Dalla cover volutamente onirica e sospesa nel tempo, questo album di 8 tracce delinea un percorso molto organico nel sound – a dispetto delle innumerevoli influenze manifestate senza troppa spavalderia e sapientemente assimilate. Ed è proprio sulle influenze che si dispiega una discreta carica musicale: progressioni, crescendo come tradizione post rock vuole, riffs che diventano quasi paranoici e scatenano loop mentali, contributi noise ed ambient che avvolgono ogni singolo brano dando vita a dei piccoli gioielli. E’ così che ‘Erode’ si fa strada nella mia mente e si staglia in vetta all’indice di gradimento di sempre, per struttura, abilità ed orecchiabilità – oltre che per difficoltà di recensione.

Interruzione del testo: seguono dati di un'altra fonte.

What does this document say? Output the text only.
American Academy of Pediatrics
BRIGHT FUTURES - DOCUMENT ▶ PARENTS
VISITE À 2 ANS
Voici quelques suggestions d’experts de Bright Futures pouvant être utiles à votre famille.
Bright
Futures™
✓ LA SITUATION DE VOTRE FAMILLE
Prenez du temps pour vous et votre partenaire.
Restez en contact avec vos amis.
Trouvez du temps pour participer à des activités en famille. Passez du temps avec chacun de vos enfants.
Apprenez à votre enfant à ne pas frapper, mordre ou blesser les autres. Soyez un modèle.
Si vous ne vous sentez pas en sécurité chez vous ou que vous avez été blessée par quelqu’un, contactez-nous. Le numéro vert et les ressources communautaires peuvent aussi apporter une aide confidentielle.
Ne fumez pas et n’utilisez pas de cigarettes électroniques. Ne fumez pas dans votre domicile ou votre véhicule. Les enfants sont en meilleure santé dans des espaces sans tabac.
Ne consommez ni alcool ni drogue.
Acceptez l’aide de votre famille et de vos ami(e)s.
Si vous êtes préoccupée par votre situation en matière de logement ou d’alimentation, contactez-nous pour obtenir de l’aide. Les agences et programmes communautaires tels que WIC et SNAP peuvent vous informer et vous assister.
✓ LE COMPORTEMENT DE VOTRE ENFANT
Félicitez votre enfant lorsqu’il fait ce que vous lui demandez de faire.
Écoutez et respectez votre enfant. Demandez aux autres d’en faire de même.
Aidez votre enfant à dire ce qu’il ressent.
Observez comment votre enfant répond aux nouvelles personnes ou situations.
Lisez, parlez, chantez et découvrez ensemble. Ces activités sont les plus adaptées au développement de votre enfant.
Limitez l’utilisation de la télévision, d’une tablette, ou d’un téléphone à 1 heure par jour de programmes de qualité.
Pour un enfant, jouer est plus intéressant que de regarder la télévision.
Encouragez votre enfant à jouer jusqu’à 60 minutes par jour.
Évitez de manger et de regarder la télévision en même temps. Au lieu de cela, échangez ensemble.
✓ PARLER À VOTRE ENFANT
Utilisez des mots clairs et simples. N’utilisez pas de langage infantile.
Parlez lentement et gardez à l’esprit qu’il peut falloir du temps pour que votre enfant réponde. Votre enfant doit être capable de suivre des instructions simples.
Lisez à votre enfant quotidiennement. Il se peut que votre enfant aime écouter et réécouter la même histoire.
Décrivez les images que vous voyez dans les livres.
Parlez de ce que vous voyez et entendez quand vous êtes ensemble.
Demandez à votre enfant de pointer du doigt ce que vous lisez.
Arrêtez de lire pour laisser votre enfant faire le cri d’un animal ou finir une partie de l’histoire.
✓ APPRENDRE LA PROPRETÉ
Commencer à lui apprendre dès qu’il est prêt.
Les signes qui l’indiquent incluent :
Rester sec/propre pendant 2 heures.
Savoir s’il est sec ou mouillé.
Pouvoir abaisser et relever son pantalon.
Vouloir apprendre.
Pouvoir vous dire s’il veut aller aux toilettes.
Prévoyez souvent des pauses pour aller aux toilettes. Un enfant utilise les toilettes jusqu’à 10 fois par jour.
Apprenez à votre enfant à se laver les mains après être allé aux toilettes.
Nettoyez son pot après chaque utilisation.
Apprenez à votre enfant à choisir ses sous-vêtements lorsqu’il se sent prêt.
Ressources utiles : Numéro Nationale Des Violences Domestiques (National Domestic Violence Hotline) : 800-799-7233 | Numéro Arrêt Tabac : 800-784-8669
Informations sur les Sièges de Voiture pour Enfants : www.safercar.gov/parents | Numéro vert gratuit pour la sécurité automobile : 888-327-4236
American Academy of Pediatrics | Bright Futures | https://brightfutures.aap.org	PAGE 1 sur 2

Un disco da ascoltare rigorosamente con un buon impianto stereo o con un buon paio di cuffie: se inizialmente ‘Hefna’sembrerà un brano insolito e molto carico in testa, con gli ascolti seriali comprenderete che appare un po’ indietro rispetto alle sue sorelle – le quali dimostrano quel quid in più che sta alla base dell’ascolto ripetuto e mai monotono. Posso quindi abbastanza in pace con me stessa affermare che da ‘Oceano Antico’ ad ‘Erode’ si verifica un’azione certosina di melange sonoro in grado di spaziare dal prog allo stoner fino al post rock-shoegaze. ‘Solas Dorcha’ invece conquista con la sua vena ambient ricca di psichedelia e prepara molto bene il terreno a ‘Dagda’, che inizialmente innesca il famoso loop dato dal riff ripetuto all’infinito e rafforzato dai drums, per poi cadere anch’essa in un buon connubio ambient – certo, ma con una punta dell’iceberg tutta in crescendo post metal.
Così, terminato il nucleo centrale del lavoro, si passa a sonorità molto più concrete: ‘Ecate’, ‘Heavydale’ hanno in comune un sensibile aumento di ‘pesantezza’ e refrain, che denotano un occhio di riguardo per sfuggire abilmente dalla noia uditiva.
Nota finale merita l’ultima ma non ultima (e tra le migliori), ‘Invasori’: echi e noise interrotti da una brusca chitarra, accompagnata come sempre da un ritmo incalzante ed incessante dei drums – che non hanno potuto che riportarmi alla mente i Long Distance Calling col loro meraviglioso Avoid The Light (ma che in realtà, in questo contesto è solo una delle innumerevoli band che si potrebbero menzionare per rendere una idea); come un cerchio tutto si ricompone e rallenta, sfumando… e non si poteva chiedere migliore chiusura di questa: pure instrumental ambience.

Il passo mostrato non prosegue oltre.